Check more info here: http://www.dexotic.com/salta/en/cachi.html

San Antonio de los Cobres and the Salt Flats

San Antonio de los Cobres

The Train to the Clouds is one of Argentina’s most famous tours but not the only way to visit this area. San Antonio de los Cobres is located around 165 kilometers from Salta, enclaved in the middle of the Puna, a high altitude desert and one of the most arid regions in the country.
Leaving Salta, the tour goes to Campo Quijano to access the Quebrada del Toro, where the road plays and crosses with the train tracks multiple times up to Santa Rosa de Tastil. In this little village, it is possible to visit some old pre Inca ruins and a really interesting museum, all in the middle of the commercial route these people used before the arrival of the conquerors.
This is where the road and tracks go separate ways and we climb up to 4000 meters above sea level in Abra Blanca, the highest point of the tour. After a short descent, we arrive in San Antonio de los Cobres, a mining town characterized by the wind and cold days all year round. Only a few kilometers away, the Viaducto La Polvorilla can be visited to witness the impressive bridge that usually illustrates the tour by train.
It is also possible to turn the whole tour into a circuit and come back visiting the Salinas Grandes (salt flats) and Purmamarca before going south to return to Salta.
Check more info here: http://www.dexotic.com/salta/en/salinas-salt-flats.html

Quebrada de Humahuaca


This region was awarded the title of World Heritage Site in 2003 under the category of “cultural landscape”. The area spreads pretty much from Volcan up to Humahuaca, following the río Grande, in the Jujuy province.
The tour departs from Salta direction Gral. Güemes to take the national route 34/9 to Jujuy. It is possible to visit the capital, San Salvador de Jujuy, before entering the gorge itself.
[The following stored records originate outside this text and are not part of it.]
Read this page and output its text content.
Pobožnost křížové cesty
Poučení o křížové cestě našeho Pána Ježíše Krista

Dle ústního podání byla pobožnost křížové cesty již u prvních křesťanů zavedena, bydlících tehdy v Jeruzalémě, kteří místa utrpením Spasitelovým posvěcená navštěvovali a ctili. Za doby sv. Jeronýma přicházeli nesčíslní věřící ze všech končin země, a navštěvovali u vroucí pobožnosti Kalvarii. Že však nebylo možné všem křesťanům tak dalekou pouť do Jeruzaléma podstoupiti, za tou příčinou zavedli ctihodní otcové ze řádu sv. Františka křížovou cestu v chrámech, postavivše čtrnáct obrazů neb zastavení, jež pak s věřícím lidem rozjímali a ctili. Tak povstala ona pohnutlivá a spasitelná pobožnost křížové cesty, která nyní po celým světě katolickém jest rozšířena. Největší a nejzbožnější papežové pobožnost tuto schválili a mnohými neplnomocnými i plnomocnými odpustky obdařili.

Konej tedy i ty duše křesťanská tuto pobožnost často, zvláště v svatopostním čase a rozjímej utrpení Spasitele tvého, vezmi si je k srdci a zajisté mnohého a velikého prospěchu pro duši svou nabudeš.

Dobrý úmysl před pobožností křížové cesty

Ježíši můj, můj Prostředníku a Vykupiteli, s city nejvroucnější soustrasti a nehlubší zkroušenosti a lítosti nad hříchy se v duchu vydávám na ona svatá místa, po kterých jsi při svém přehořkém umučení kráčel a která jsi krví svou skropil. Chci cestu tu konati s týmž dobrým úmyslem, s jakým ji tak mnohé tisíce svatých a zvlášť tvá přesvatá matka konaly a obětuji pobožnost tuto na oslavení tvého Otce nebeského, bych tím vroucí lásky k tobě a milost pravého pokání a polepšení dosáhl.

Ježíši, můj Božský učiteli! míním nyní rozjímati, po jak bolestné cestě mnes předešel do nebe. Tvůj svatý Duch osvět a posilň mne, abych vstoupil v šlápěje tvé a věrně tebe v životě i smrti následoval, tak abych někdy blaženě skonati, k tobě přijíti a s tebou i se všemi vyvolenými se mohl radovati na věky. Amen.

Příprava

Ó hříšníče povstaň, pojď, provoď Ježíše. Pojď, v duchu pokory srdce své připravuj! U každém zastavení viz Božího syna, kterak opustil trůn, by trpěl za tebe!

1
The places that cannot be missed are Purmamarca (the church, crafts market and the Seven Colors Hill), Tilcara (the archaeological museum and the Pucará, an old fort built by the natives) and Humahuaca (home of the impressive Heroes of the Independence memorial).
Other options to cover, if you have the time, are Uquía (its church is famous for the old paintings), Maimará and the monolith marking the Tropic of Capricorn.
From this region, it is also possible to visit Iruya, one of the most isolated and beautiful towns in the Argentine Northwest.